Nicht nur Trauerzüge wurden von geschlossenen Bahnschranken aufgehalten, sondern auch Radrennfahrer. Und zwar konnte dies einem Feld von Rennfahrern der Tour de Romandie, der Tour de Suisse, der Tour de France oder irgendeiner anderen Tour de Force zustoßen. Zuschauer am Rande der Strasse beobachteten dann jeweils, wie sich Bahnschranken, ohne Vorwarnung langsam auf die Strassen senkten, früher von Hand meistens von einer Schrankenwärterin bedient. Die Vordersten des Feldes passierten die Schranke noch ungehindert, einige Fahrer im Mittelfeld streiften schon mit seitlich abgedrehtem Oberkörper am Schutzgitter der Schranke, schmetterten der Schrankenwärterin einige unschöne Worte zu, und das hintere Feld kam zu einem ungewollten Stillstand. Meistens lösten einige Rennfahrer die Pedalbügel, stiegen ab und standen hilflos vor der Schranke.
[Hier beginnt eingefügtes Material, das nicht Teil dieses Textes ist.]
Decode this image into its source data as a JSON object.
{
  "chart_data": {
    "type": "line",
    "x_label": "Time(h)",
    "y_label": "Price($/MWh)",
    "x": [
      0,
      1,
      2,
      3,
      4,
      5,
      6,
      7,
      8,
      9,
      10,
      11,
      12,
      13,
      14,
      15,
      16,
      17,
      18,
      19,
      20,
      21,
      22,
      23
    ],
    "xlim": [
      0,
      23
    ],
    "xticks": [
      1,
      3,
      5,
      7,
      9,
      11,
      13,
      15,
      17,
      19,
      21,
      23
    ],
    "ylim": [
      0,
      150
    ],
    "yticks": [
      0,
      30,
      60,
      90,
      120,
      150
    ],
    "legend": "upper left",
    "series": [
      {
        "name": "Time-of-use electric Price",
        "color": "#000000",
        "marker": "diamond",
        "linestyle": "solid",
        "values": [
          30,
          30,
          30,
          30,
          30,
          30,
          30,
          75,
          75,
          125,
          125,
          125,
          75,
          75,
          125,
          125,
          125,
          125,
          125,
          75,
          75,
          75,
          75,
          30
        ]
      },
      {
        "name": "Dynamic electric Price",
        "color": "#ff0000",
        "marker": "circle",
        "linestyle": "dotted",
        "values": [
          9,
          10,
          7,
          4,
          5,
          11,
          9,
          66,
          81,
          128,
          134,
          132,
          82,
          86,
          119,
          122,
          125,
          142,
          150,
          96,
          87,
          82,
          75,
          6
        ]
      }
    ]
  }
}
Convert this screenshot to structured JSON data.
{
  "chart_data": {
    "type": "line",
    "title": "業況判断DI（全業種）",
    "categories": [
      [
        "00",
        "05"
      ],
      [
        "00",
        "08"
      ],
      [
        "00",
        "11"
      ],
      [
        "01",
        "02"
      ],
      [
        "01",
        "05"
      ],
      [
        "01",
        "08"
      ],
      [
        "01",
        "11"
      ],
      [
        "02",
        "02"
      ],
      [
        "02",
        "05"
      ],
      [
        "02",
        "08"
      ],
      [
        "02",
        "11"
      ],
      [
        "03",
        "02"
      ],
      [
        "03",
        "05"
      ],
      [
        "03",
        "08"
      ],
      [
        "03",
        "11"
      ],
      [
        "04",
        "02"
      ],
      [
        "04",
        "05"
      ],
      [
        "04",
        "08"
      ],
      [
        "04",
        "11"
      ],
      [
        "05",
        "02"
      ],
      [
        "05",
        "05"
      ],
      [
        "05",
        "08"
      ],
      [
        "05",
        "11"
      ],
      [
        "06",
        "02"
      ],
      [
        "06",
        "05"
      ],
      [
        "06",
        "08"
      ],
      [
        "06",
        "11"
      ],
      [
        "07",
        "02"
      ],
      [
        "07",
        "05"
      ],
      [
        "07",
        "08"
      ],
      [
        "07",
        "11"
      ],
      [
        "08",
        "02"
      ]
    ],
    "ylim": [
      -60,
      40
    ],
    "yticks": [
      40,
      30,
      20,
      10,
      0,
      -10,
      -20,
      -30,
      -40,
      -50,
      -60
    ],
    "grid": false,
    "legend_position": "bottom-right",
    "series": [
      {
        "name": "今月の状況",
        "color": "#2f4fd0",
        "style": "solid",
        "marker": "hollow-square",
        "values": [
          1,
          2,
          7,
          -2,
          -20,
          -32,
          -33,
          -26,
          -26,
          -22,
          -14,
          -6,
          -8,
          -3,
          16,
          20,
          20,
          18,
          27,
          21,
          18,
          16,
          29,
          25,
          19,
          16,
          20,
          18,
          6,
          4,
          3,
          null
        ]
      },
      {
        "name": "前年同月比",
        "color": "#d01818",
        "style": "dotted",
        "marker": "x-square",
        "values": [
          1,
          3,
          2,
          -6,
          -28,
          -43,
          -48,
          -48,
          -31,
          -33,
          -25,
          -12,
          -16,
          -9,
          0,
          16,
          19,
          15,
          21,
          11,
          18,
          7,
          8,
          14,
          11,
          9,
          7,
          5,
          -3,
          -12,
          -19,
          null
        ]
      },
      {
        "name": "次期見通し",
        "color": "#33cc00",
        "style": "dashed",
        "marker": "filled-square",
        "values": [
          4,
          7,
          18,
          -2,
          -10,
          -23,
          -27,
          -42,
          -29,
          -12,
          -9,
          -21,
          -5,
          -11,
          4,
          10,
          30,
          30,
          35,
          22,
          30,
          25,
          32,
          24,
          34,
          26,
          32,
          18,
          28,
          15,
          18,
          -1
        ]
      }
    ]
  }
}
Andere verließen die Gruppe und nutzten den Zwischenhalt, um sich verschwitzter Leibchen zu entledigen oder die volle Blase an in der Nähe stehenden Bäumen zu entleeren. Wieder andere verpflegten sich. Und ein Grüppchen von Fahrern entschloss sich später, bei der Rennleitung Beschwerde einzureichen wegen unfairer Behandlung durch die Schrankenwärterin, als ob es in deren Macht gestanden hätte, statt der Rennfahrer den Zug aufzuhalten.